Insects are one of the world’s most potent vectors for disease transmission. Insects are carriers for a wide range of debilitating conditions, including yellow fever, West Nile, Lyme disease, and the plague (yes, that plague, the Black Death).
One of the most serious insect-borne diseases in the world is malaria. Malaria can be spread via contact with bodily fluids of the infected, but by far the most common way malaria is spread is through mosquitoes. According to the WHO, there were 219 million documented cases of malaria in 2017, the vast majority of these caused by transmission via mosquito bites.
Some biologists and epidemiologists argue that malaria has been the single greatest selection pressure on the human genome in recent history. Several genetic traits such as sickle cell and abnormal hemoglobin production provide some protection from the disease.
What Causes Malaria?
Malaria is caused by single-cell parasitic organisms from the Plasmodium group; single-cell eukaryotic animals. When the malaria parasites enter the body, they migrate to the host’s liver where they mature and reproduce. Once mature, the parasites enter the bloodstream where they affect red blood cells and cause the symptoms associated with malaria, including fever, vomiting, jaundice, joint pain, and convulsions.
Despite popular conception, not all mosquitoes are capable of transmitting malaria. Only female specimens from the Anopheles genus can transmit the disease.
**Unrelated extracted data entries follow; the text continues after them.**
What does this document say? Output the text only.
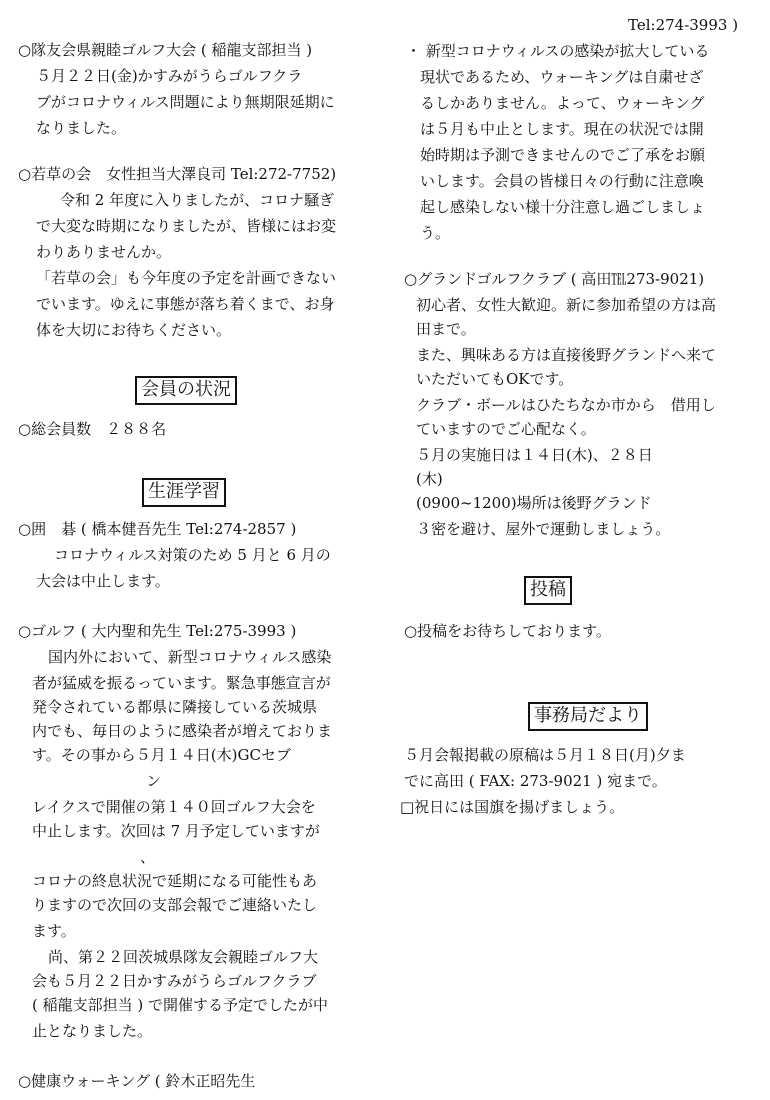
○隊友会県親睦ゴルフ大会 ( 稲龍支部担当 )
５月２２日(金)かすみがうらゴルフクラ
ブがコロナウィルス問題により無期限延期に
なりました。
○若草の会　女性担当大澤良司 Tel:272-7752)
令和 2 年度に入りましたが、コロナ騒ぎ
で大変な時期になりましたが、皆様にはお変
わりありませんか。
「若草の会」も今年度の予定を計画できない
でいます。ゆえに事態が落ち着くまで、お身
体を大切にお待ちください。
会員の状況
○総会員数　２８８名
生涯学習
○囲　碁 ( 橋本健吾先生 Tel:274-2857 )
コロナウィルス対策のため 5 月と 6 月の
大会は中止します。
○ゴルフ ( 大内聖和先生 Tel:275-3993 )
国内外において、新型コロナウィルス感染
者が猛威を振るっています。緊急事態宣言が
発令されている都県に隣接している茨城県
内でも、毎日のように感染者が増えておりま
す。その事から５月１４日(木)GCセブ
ン
レイクスで開催の第１４０回ゴルフ大会を
中止します。次回は 7 月予定していますが
、
コロナの終息状況で延期になる可能性もあ
りますので次回の支部会報でご連絡いたし
ます。
尚、第２２回茨城県隊友会親睦ゴルフ大
会も５月２２日かすみがうらゴルフクラブ
( 稲龍支部担当 ) で開催する予定でしたが中
止となりました。
○健康ウォーキング ( 鈴木正昭先生
Tel:274-3993 )
・ 新型コロナウィルスの感染が拡大している
現状であるため、ウォーキングは自粛せざ
るしかありません。よって、ウォーキング
は５月も中止とします。現在の状況では開
始時期は予測できませんのでご了承をお願
いします。会員の皆様日々の行動に注意喚
起し感染しない様十分注意し過ごしましょ
う。
○グランドゴルフクラブ ( 高田℡273-9021)
初心者、女性大歓迎。新に参加希望の方は高
田まで。
また、興味ある方は直接後野グランドへ来て
いただいてもOKです。
クラブ・ボールはひたちなか市から　借用し
ていますのでご心配なく。
５月の実施日は１４日(木)、２８日
(木)
(0900~1200)場所は後野グランド
３密を避け、屋外で運動しましょう。
投稿
○投稿をお待ちしております。
事務局だより
５月会報掲載の原稿は５月１８日(月)夕ま
でに高田 ( FAX: 273-9021 ) 宛まで。
□祝日には国旗を揚げましょう。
Female mosquitoes pick up the parasite when they bite infected individuals and transfer the parasite when they feed on others.
Incidence of Malaria
Most current-day cases of malaria occur in Africa. According to the WHO, Africa was home to 92% of documented malaria cases and African and made up more than 92% of recorded deaths from malaria. 5 countries in Africa make up half of all reported cases of malaria in the world: Nigeria, the Democratic Republic of the Congo, Mozambique, India, and Uganda.
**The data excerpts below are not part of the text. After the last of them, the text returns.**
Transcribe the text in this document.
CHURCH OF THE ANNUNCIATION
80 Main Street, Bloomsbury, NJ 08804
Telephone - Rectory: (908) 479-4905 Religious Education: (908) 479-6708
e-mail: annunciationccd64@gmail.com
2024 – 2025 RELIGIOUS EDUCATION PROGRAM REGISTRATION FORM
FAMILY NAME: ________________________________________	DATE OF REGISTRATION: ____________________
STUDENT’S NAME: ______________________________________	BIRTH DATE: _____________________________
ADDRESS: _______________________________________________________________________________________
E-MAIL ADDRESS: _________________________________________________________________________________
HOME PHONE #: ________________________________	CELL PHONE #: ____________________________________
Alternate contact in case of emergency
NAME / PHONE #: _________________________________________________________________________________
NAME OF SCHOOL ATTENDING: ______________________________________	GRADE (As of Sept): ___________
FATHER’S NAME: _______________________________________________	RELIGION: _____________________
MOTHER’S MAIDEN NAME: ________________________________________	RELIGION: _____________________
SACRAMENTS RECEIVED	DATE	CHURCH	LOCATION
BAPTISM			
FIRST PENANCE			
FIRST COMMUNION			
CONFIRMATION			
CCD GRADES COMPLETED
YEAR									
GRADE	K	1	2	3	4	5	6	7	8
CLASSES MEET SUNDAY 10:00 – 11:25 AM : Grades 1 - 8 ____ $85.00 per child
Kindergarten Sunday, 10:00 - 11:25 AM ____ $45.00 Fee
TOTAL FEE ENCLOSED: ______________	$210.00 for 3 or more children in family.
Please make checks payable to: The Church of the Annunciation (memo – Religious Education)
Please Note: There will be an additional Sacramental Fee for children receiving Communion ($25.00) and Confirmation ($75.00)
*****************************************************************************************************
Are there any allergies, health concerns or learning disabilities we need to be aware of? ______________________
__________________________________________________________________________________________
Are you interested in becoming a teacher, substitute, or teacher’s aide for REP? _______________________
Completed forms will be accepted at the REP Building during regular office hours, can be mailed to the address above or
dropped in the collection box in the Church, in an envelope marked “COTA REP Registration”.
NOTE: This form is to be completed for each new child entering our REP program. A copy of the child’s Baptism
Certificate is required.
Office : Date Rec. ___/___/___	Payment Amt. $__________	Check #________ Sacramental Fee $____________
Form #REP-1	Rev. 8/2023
Most cases of malaria are caused by 5 plasmodium species, P. falciparum, P. malariae, P. vivax, P. ovale, and P. knowlesi. Of these species, 2 of them, P. falciparum and P. vivax pose the greatest threat to humans. Over 99% of malaria cases in Africa, Asia, and the Pacific regions are caused by P. falciparum and P. vivax is responsible for the majority of cases in the Americas.
Young children by far are the most likely to contract malaria. Over 60% of all reported cases of malaria worldwide were in children under 5 years of age.
Malaria Transmission Risks and Prevention
Since the majority of malaria cases are caused by mosquitoes, a major risk factor is a lack of proper sanitation and mosquito repellent technologies. Many regions that are affected by high rates of malaria do not have the infrastructure to provide clean water and do not have access to insect repellant and clothing that minimizes the risk of mosquito bites.
The most effective method of reducing rates of malaria is reducing encounter rates with mosquitoes. Proper use of insecticides, draining standing water, the use of insect repellants, and the use of mosquito nets are some of the most effective means of vector transmission control. It is estimated that simply the use of insecticide-treated nets in sub-Saharan Africa have prevented more than 300,000 infant mortalities between 2000 and 2008.